Click to expand - and read the most ridiculous, passive-aggressive parking note. Ever.
Looks like Kevin over at Uptown Almanac found this over at The Tenderloin Geographic Society. Naturally, it's created quite the debate. Do these thing actually change parking behavior in the future? Do they just piss people off? Does whoever wrote this live in their parents' basement with 12 cats and knit all day in between making ridiculous capitalization and punctuational errors on insanely long notes to leave on cars?
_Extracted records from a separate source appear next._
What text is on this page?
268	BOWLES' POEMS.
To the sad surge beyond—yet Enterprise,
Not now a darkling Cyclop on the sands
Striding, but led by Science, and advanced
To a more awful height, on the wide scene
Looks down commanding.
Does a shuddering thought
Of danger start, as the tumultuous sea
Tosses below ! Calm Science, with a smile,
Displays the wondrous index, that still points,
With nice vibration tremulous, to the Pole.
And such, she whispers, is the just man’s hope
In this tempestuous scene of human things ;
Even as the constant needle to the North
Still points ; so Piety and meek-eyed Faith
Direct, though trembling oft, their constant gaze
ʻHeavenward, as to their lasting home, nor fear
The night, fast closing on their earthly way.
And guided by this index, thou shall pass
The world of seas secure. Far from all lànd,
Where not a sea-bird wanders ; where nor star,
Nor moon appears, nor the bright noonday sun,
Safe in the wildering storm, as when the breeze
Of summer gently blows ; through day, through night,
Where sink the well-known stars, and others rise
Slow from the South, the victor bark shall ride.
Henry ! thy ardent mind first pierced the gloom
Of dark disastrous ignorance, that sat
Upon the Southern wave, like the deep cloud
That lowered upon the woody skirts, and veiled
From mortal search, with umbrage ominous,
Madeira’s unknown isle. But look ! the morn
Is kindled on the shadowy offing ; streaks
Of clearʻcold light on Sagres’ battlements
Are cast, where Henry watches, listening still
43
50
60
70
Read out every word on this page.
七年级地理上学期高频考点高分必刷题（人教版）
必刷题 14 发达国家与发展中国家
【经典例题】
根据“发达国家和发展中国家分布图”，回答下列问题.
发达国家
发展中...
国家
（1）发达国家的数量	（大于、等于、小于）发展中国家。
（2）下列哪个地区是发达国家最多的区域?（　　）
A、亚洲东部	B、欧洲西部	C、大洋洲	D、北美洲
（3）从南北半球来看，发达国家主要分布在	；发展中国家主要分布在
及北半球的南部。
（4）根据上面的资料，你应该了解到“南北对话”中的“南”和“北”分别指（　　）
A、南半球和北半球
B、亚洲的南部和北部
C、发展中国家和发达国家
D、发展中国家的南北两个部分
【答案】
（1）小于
Yes, yes, and most likely, yes.
However, I have to give some credit on this. Having not seen the way in which the car in question was actually parked, it's hard to pass judgement. What I can do is empathize with the author about the all to frequent use of two parking spots for one car. This happens far too often and I myself I have been tempted to leave a note so polite little note on a couple of cars over the years.
The funny thing is, I was victim to one of these notes not too long ago. It's below for your viewing pleasure:
Now, let's break this one down. Fortunately, I know EXACTLY how the car was parked - since it was my car. And it was not "in" a red zone. My front bumper may have been butting up against the edge of the foot of red paint near the driveway of this person's apartment, but in no way was it blocking free exit or entry to the driveway/garage. Furthermore, I know a tenant of the landlord who left this, and he confirmed the guy is a lunatic - as if the note in and of itself doesn't give off a red flag from the outset.
At least the thinly veiled sarcasm was rife with minor threats, right? Was he going to call the SFMTA to come ticket me if this were to happen again? Perhaps this was his attempt at drawing attention to the Parking Ticket Folks in the first place, since the note was BRIGHT yellow...
Who knows? More importantly, who cares?
Oh yeah. The reason why I was so close to the red in the first place? Observing the first and second rules of parking in a three car spot: 1) not taking more than my fair share of space, and 2) moving all the way forward to ensure common courtesy that two other cars would be able to fit in behind me. Trick.